Total category should be somewhere, I think, in the range of 3% to 4%.
Now there is some -- I think JT was taking some price increases on a C category, okay.
They were relatively lower total share, but I think there might be some elasticity kicking in.
And always on a quarterly basis, Japan numbers, you have to properly -- one have to properly adjust for both the pipelining of the new product launches on a -- okay.
It was always on a conventional business, but I think this still continues.
There might be some comps as well when JT was taking a Mevius.
I think last year, pricing of Mevius up last year.
So there presumably was some distortions in new market.
But as I said, nothing today would indicate that the total category trend in Japan would be outside the 3% to 4% type of a burden.
Michael Scott Lavery - Research Analyst
Okay.
And then just one last follow-up on capacity.
I know you've outlined a lot of things about that.
If you clarified this one, forgive me if I missed it, but I know you had been saying you expected to be off of capacity constraints at the end of Q1.
That's now obviously been a few weeks.
Are you still rationing devices in Japan?
Or do you have the floodgates open?
What would be right way to think about where you sit today?
Jacek Olczak - CFO
We start shipping or we start slowly lifting the quotas for Japan as of Q2, but we will not be in a position to significantly lift it before the Q3, okay.
Because (inaudible) the devices because we're still catching up of the capacity of HeatSticks.

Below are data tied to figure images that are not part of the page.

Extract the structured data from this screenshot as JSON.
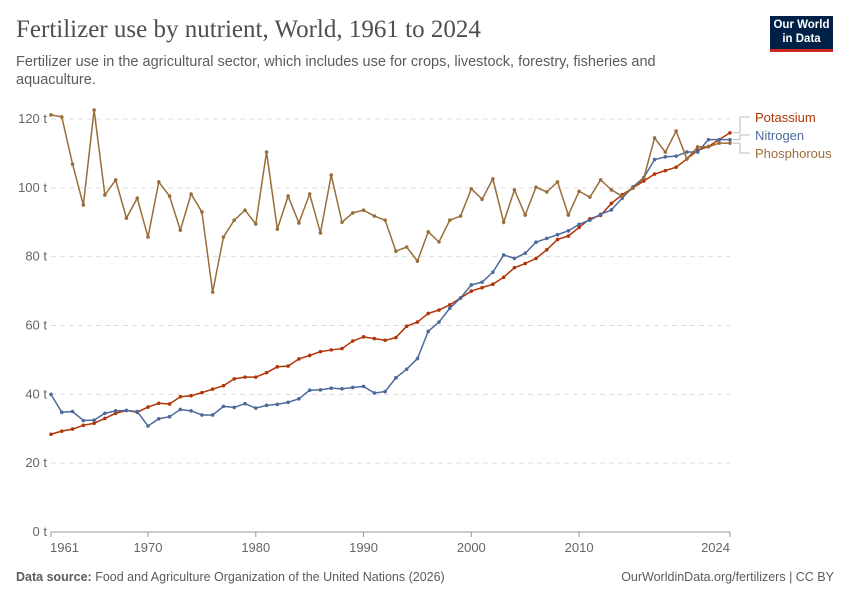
{
  "header": {
    "title": "Fertilizer use by nutrient, World, 1961 to 2024",
    "subtitle": "Fertilizer use in the agricultural sector, which includes use for crops, livestock, forestry, fisheries and aquaculture.",
    "logo_line1": "Our World",
    "logo_line2": "in Data"
  },
  "footer": {
    "source_label": "Data source:",
    "source_text": " Food and Agriculture Organization of the United Nations (2026)",
    "credit": "OurWorldinData.org/fertilizers | CC BY"
  },
  "chart_data": {
    "type": "line",
    "title": "Fertilizer use by nutrient, World, 1961 to 2024",
    "xlim": [
      1961,
      2024
    ],
    "ylim": [
      0,
      120
    ],
    "x_ticks": [
      "1961",
      "1970",
      "1980",
      "1990",
      "2000",
      "2010",
      "2024"
    ],
    "y_ticks": [
      "0 t",
      "20 t",
      "40 t",
      "60 t",
      "80 t",
      "100 t",
      "120 t"
    ],
    "grid": "horizontal dashed",
    "legend": "right, end-of-line labels",
    "x_start": 1961,
    "series": [
      {
        "name": "Potassium",
        "color": "#b13507",
        "values": [
          28.4,
          29.3,
          29.9,
          31,
          31.6,
          33,
          34.5,
          35.3,
          34.8,
          36.3,
          37.4,
          37.2,
          39.3,
          39.6,
          40.5,
          41.5,
          42.5,
          44.5,
          45,
          45,
          46.3,
          48,
          48.2,
          50.3,
          51.3,
          52.4,
          52.9,
          53.3,
          55.5,
          56.7,
          56.2,
          55.7,
          56.5,
          59.8,
          61,
          63.5,
          64.5,
          66,
          68,
          70,
          71,
          72,
          74,
          76.8,
          78,
          79.5,
          82,
          85,
          86,
          88.5,
          91,
          92,
          95.5,
          98,
          100,
          102,
          104,
          105,
          106,
          108.4,
          110.9,
          112,
          114,
          116
        ]
      },
      {
        "name": "Nitrogen",
        "color": "#4c6a9c",
        "values": [
          40,
          34.8,
          35,
          32.4,
          32.5,
          34.5,
          35.2,
          35.3,
          35,
          30.8,
          32.9,
          33.5,
          35.6,
          35.2,
          34,
          34,
          36.5,
          36.2,
          37.3,
          36,
          36.8,
          37.1,
          37.7,
          38.7,
          41.2,
          41.3,
          41.8,
          41.6,
          42,
          42.3,
          40.4,
          40.8,
          44.8,
          47.3,
          50.4,
          58.3,
          61,
          65,
          68,
          71.8,
          72.6,
          75.5,
          80.5,
          79.5,
          81,
          84.2,
          85.3,
          86.4,
          87.5,
          89.4,
          90.6,
          92.3,
          93.6,
          97,
          100.3,
          103,
          108.2,
          109,
          109.2,
          110.4,
          110.4,
          114,
          114,
          114
        ]
      },
      {
        "name": "Phosphorous",
        "color": "#996d39",
        "values": [
          121.2,
          120.6,
          106.9,
          95,
          122.6,
          97.9,
          102.3,
          91.2,
          97,
          85.7,
          101.7,
          97.6,
          87.7,
          98.2,
          93,
          69.7,
          85.7,
          90.6,
          93.5,
          89.5,
          110.4,
          88,
          97.6,
          89.8,
          98.2,
          86.9,
          103.7,
          90,
          92.7,
          93.5,
          91.8,
          90.6,
          81.6,
          82.8,
          78.7,
          87.2,
          84.3,
          90.6,
          91.8,
          99.7,
          96.7,
          102.6,
          90,
          99.4,
          92.1,
          100.2,
          98.8,
          101.7,
          92.1,
          99,
          97.3,
          102.3,
          99.4,
          97.6,
          99.9,
          102.8,
          114.5,
          110.4,
          116.5,
          108.4,
          111.9,
          111.9,
          113,
          113
        ]
      }
    ]
  }
}
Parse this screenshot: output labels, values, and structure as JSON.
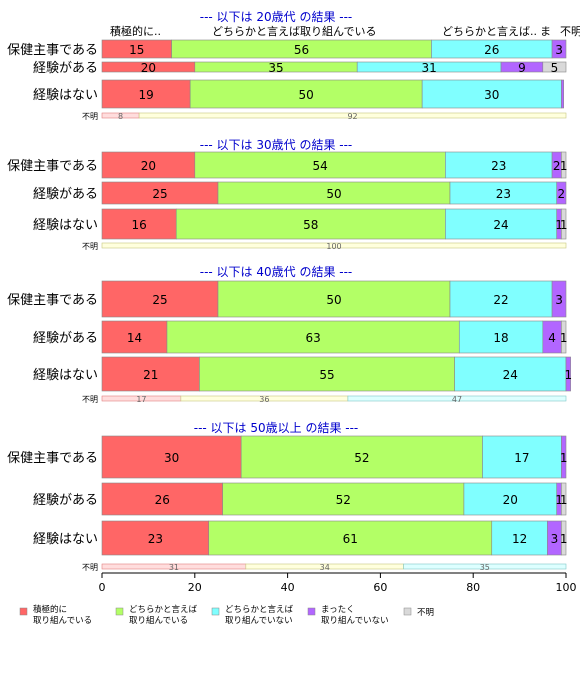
{
  "colors": {
    "active": "#FF6666",
    "somewhat_active": "#B3FF66",
    "somewhat_inactive": "#80FFFF",
    "inactive": "#B266FF",
    "unknown": "#D9D9D9",
    "group_title": "#0000CC"
  },
  "column_headers": [
    "積極的に..",
    "どちらかと言えば取り組んでいる",
    "どちらかと言えば..",
    "ま",
    "不明"
  ],
  "chart_data": {
    "type": "bar",
    "stacked": true,
    "orientation": "horizontal",
    "xlim": [
      0,
      100
    ],
    "xticks": [
      0,
      20,
      40,
      60,
      80,
      100
    ],
    "series_names": [
      "積極的に\n取り組んでいる",
      "どちらかと言えば\n取り組んでいる",
      "どちらかと言えば\n取り組んでいない",
      "まったく\n取り組んでいない",
      "不明"
    ],
    "groups": [
      {
        "title": "--- 以下は 20歳代 の結果 ---",
        "rows": [
          {
            "label": "保健主事である",
            "values": [
              15,
              56,
              26,
              3,
              0
            ],
            "labels": [
              "15",
              "56",
              "26",
              "3",
              ""
            ]
          },
          {
            "label": "経験がある",
            "values": [
              20,
              35,
              31,
              9,
              5
            ],
            "labels": [
              "20",
              "35",
              "31",
              "9",
              "5"
            ]
          },
          {
            "label": "経験はない",
            "values": [
              19,
              50,
              30,
              0.5,
              0
            ],
            "labels": [
              "19",
              "50",
              "30",
              "",
              ""
            ]
          }
        ],
        "unknown_label": "不明",
        "unknown": [
          8,
          92,
          0
        ],
        "unknown_labels": [
          "8",
          "92",
          ""
        ]
      },
      {
        "title": "--- 以下は 30歳代 の結果 ---",
        "rows": [
          {
            "label": "保健主事である",
            "values": [
              20,
              54,
              23,
              2,
              1
            ],
            "labels": [
              "20",
              "54",
              "23",
              "2",
              "1"
            ]
          },
          {
            "label": "経験がある",
            "values": [
              25,
              50,
              23,
              2,
              0
            ],
            "labels": [
              "25",
              "50",
              "23",
              "2",
              ""
            ]
          },
          {
            "label": "経験はない",
            "values": [
              16,
              58,
              24,
              1,
              1
            ],
            "labels": [
              "16",
              "58",
              "24",
              "1",
              "1"
            ]
          }
        ],
        "unknown_label": "不明",
        "unknown": [
          0,
          100,
          0
        ],
        "unknown_labels": [
          "",
          "100",
          ""
        ]
      },
      {
        "title": "--- 以下は 40歳代 の結果 ---",
        "rows": [
          {
            "label": "保健主事である",
            "values": [
              25,
              50,
              22,
              3,
              0
            ],
            "labels": [
              "25",
              "50",
              "22",
              "3",
              ""
            ]
          },
          {
            "label": "経験がある",
            "values": [
              14,
              63,
              18,
              4,
              1
            ],
            "labels": [
              "14",
              "63",
              "18",
              "4",
              "1"
            ]
          },
          {
            "label": "経験はない",
            "values": [
              21,
              55,
              24,
              1,
              0
            ],
            "labels": [
              "21",
              "55",
              "24",
              "1",
              ""
            ]
          }
        ],
        "unknown_label": "不明",
        "unknown": [
          17,
          36,
          47
        ],
        "unknown_labels": [
          "17",
          "36",
          "47"
        ]
      },
      {
        "title": "--- 以下は 50歳以上 の結果 ---",
        "rows": [
          {
            "label": "保健主事である",
            "values": [
              30,
              52,
              17,
              1,
              0
            ],
            "labels": [
              "30",
              "52",
              "17",
              "1",
              ""
            ]
          },
          {
            "label": "経験がある",
            "values": [
              26,
              52,
              20,
              1,
              1
            ],
            "labels": [
              "26",
              "52",
              "20",
              "1",
              "1"
            ]
          },
          {
            "label": "経験はない",
            "values": [
              23,
              61,
              12,
              3,
              1
            ],
            "labels": [
              "23",
              "61",
              "12",
              "3",
              "1"
            ]
          }
        ],
        "unknown_label": "不明",
        "unknown": [
          31,
          34,
          35
        ],
        "unknown_labels": [
          "31",
          "34",
          "35"
        ]
      }
    ]
  }
}
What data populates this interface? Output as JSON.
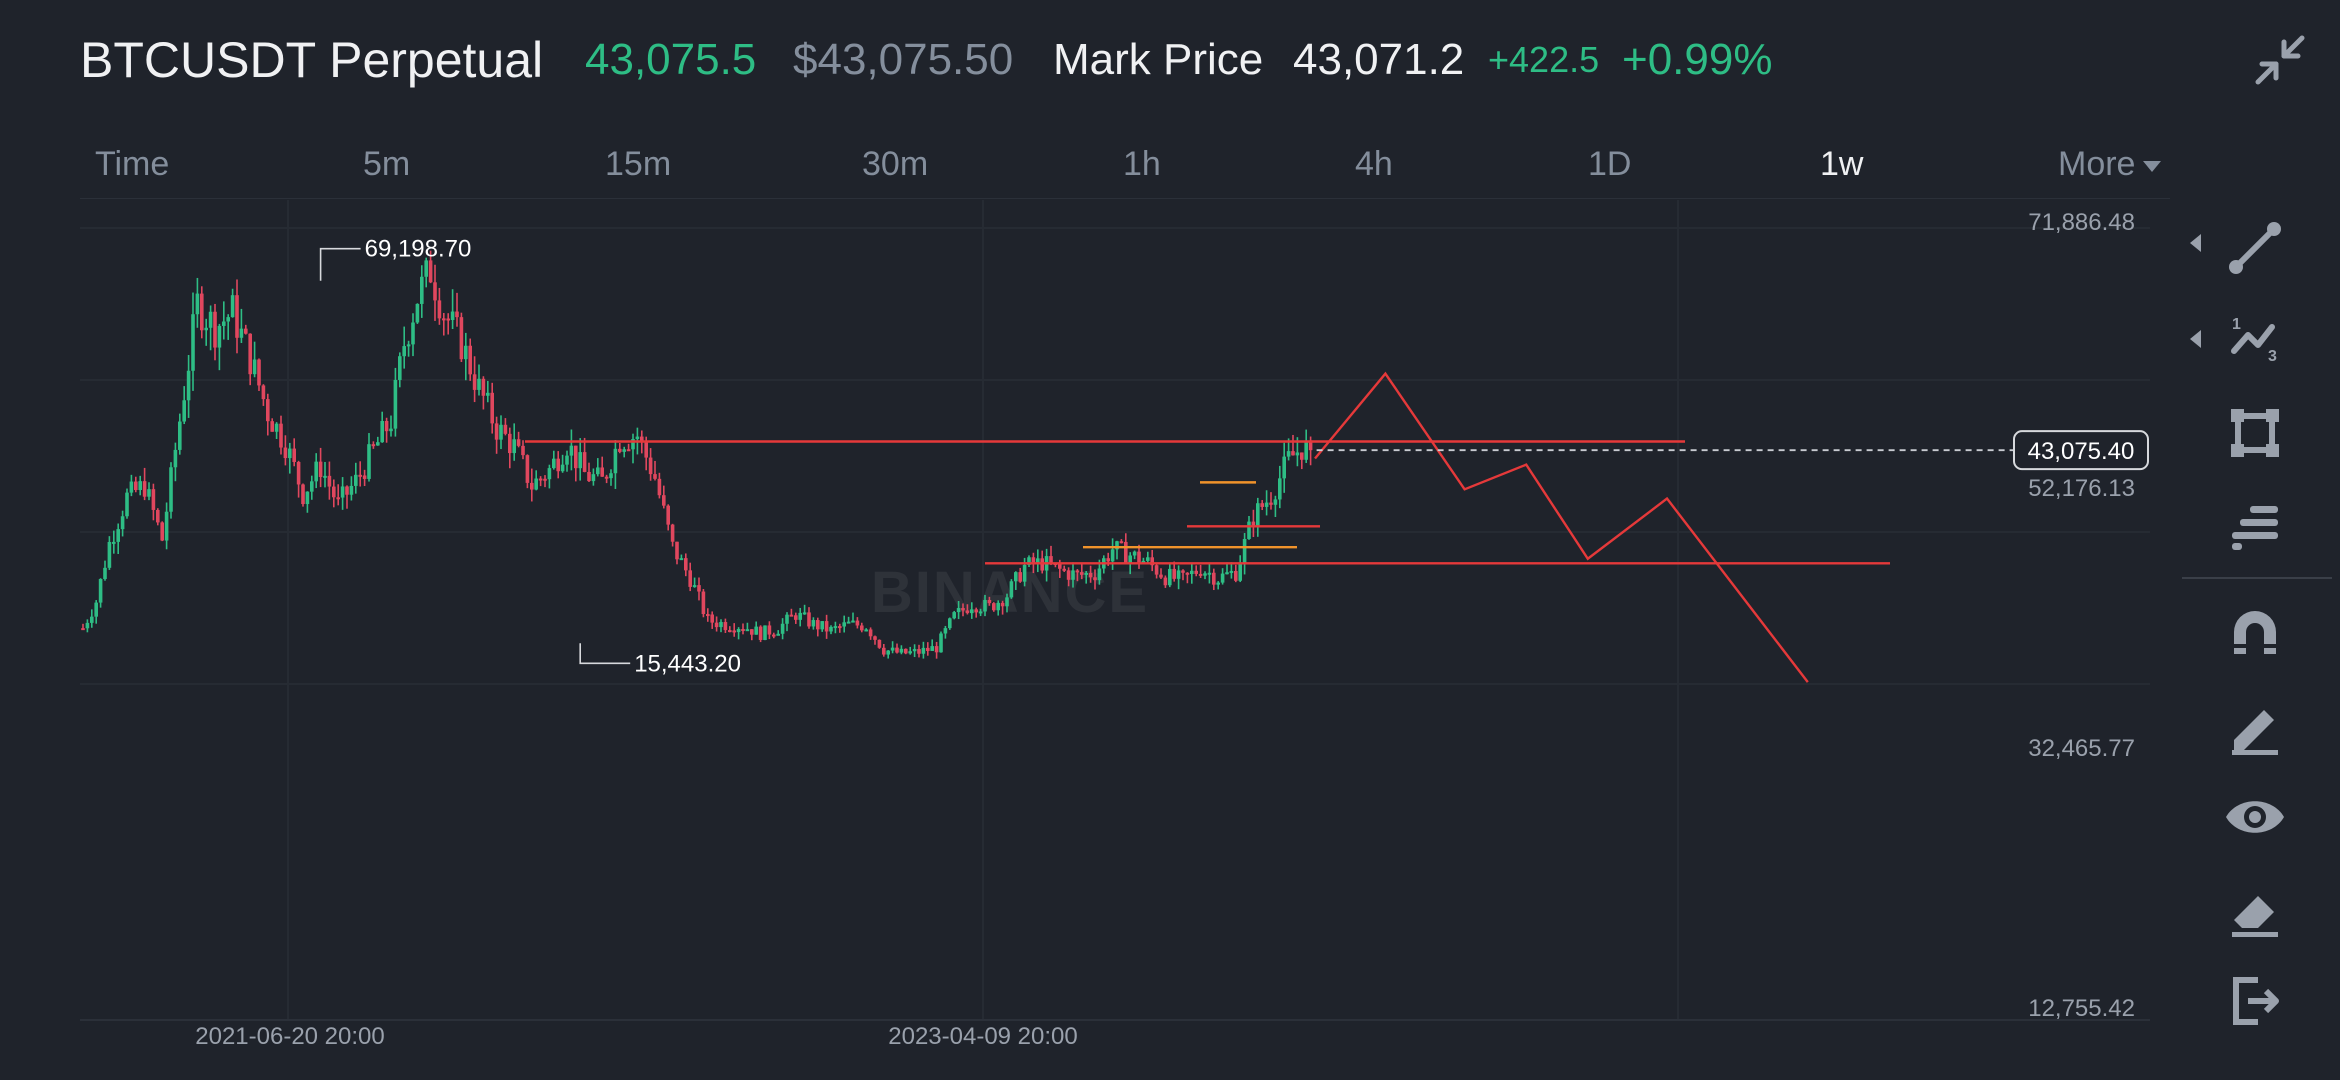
{
  "header": {
    "symbol": "BTCUSDT Perpetual",
    "last_price": "43,075.5",
    "usd_price": "$43,075.50",
    "mark_label": "Mark Price",
    "mark_value": "43,071.2",
    "change_abs": "+422.5",
    "change_pct": "+0.99%",
    "collapse_icon": "collapse-arrows-icon"
  },
  "tabs": [
    {
      "label": "Time",
      "active": false
    },
    {
      "label": "5m",
      "active": false
    },
    {
      "label": "15m",
      "active": false
    },
    {
      "label": "30m",
      "active": false
    },
    {
      "label": "1h",
      "active": false
    },
    {
      "label": "4h",
      "active": false
    },
    {
      "label": "1D",
      "active": false
    },
    {
      "label": "1w",
      "active": true
    },
    {
      "label": "More",
      "active": false
    }
  ],
  "chart": {
    "watermark": "BINANCE",
    "y_axis_labels": [
      "71,886.48",
      "52,176.13",
      "32,465.77",
      "12,755.42"
    ],
    "x_axis_labels": [
      "2021-06-20 20:00",
      "2023-04-09 20:00"
    ],
    "high_label": "69,198.70",
    "low_label": "15,443.20",
    "current_price_tag": "43,075.40",
    "colors": {
      "up": "#2ebd85",
      "down": "#e0475e",
      "drawing": "#e5393a",
      "orange": "#f0932b"
    }
  },
  "chart_data": {
    "type": "candlestick",
    "title": "",
    "interval": "1w",
    "xlabel": "",
    "ylabel": "",
    "ylim": [
      12755.42,
      71886.48
    ],
    "yticks": [
      71886.48,
      52176.13,
      32465.77,
      12755.42
    ],
    "xtick_labels": [
      "2021-06-20 20:00",
      "2023-04-09 20:00"
    ],
    "annotated_high": 69198.7,
    "annotated_low": 15443.2,
    "last_price": 43075.4,
    "grid": true,
    "close_path": [
      [
        0,
        20000
      ],
      [
        3,
        23500
      ],
      [
        6,
        31000
      ],
      [
        10,
        37000
      ],
      [
        14,
        38500
      ],
      [
        18,
        31500
      ],
      [
        22,
        47000
      ],
      [
        26,
        62000
      ],
      [
        30,
        59000
      ],
      [
        34,
        61000
      ],
      [
        38,
        55000
      ],
      [
        42,
        48000
      ],
      [
        46,
        44000
      ],
      [
        50,
        37500
      ],
      [
        54,
        41000
      ],
      [
        58,
        36000
      ],
      [
        62,
        39000
      ],
      [
        66,
        43000
      ],
      [
        70,
        47000
      ],
      [
        73,
        57000
      ],
      [
        76,
        63000
      ],
      [
        79,
        66500
      ],
      [
        82,
        61000
      ],
      [
        86,
        57000
      ],
      [
        90,
        51000
      ],
      [
        94,
        46000
      ],
      [
        98,
        43500
      ],
      [
        102,
        38500
      ],
      [
        106,
        40500
      ],
      [
        110,
        44000
      ],
      [
        114,
        40000
      ],
      [
        118,
        39000
      ],
      [
        122,
        44500
      ],
      [
        126,
        45000
      ],
      [
        130,
        39500
      ],
      [
        134,
        30500
      ],
      [
        138,
        26500
      ],
      [
        142,
        21000
      ],
      [
        146,
        20500
      ],
      [
        150,
        20300
      ],
      [
        154,
        19300
      ],
      [
        158,
        20000
      ],
      [
        162,
        21800
      ],
      [
        166,
        20500
      ],
      [
        170,
        19700
      ],
      [
        174,
        20500
      ],
      [
        178,
        20300
      ],
      [
        182,
        17200
      ],
      [
        186,
        16700
      ],
      [
        190,
        16900
      ],
      [
        194,
        17500
      ],
      [
        198,
        21500
      ],
      [
        202,
        23200
      ],
      [
        206,
        22700
      ],
      [
        210,
        24300
      ],
      [
        214,
        28000
      ],
      [
        218,
        28500
      ],
      [
        222,
        27500
      ],
      [
        226,
        26800
      ],
      [
        230,
        27200
      ],
      [
        234,
        30300
      ],
      [
        238,
        29500
      ],
      [
        242,
        28500
      ],
      [
        246,
        26700
      ],
      [
        250,
        26200
      ],
      [
        254,
        27800
      ],
      [
        258,
        26500
      ],
      [
        262,
        27300
      ],
      [
        266,
        34500
      ],
      [
        270,
        37200
      ],
      [
        274,
        41800
      ],
      [
        277,
        43500
      ],
      [
        279,
        43075.4
      ]
    ],
    "drawings": [
      {
        "type": "horizontal",
        "price": 44200,
        "color": "red"
      },
      {
        "type": "horizontal",
        "price": 33200,
        "color": "red"
      },
      {
        "type": "horizontal",
        "price": 28400,
        "color": "red"
      },
      {
        "type": "horizontal",
        "price": 30500,
        "color": "orange"
      },
      {
        "type": "horizontal",
        "price": 38900,
        "color": "orange"
      },
      {
        "type": "polyline",
        "color": "red",
        "points": [
          [
            280,
            42000
          ],
          [
            296,
            53000
          ],
          [
            314,
            38000
          ],
          [
            328,
            41200
          ],
          [
            342,
            29000
          ],
          [
            360,
            36800
          ],
          [
            392,
            13000
          ]
        ]
      }
    ]
  },
  "tools": [
    {
      "name": "trend-line-icon",
      "has_arrow": true
    },
    {
      "name": "fib-wave-icon",
      "has_arrow": true
    },
    {
      "name": "rectangle-icon",
      "has_arrow": false
    },
    {
      "name": "text-align-icon",
      "has_arrow": false
    },
    {
      "name": "magnet-icon",
      "has_arrow": false
    },
    {
      "name": "pencil-icon",
      "has_arrow": false
    },
    {
      "name": "eye-icon",
      "has_arrow": false
    },
    {
      "name": "eraser-icon",
      "has_arrow": false
    },
    {
      "name": "exit-icon",
      "has_arrow": false
    }
  ]
}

But capacity of HeatSticks, every month on the January, Feb, March, we're already increasing it.
You could see this in our shipments, and we're going to continue doing this for the whole year, so.
Operator
Ladies and gentlemen, that will conclude today's question-and-answer portion on today's call.
I will hand the program back over to management for any additional remarks.
Nicholas Rolli
Thank you very much.
That concludes our call for the day.
If you have any follow-up questions, you can contact the Investor Relations team.
We're back here in Switzerland.
Thank you very much.
Have a great day.
Operator
Ladies and gentlemen, this will conclude the Philip Morris International First Quarter 2017 Earnings Conference Call.
You may now disconnect your lines and have a wonderful day.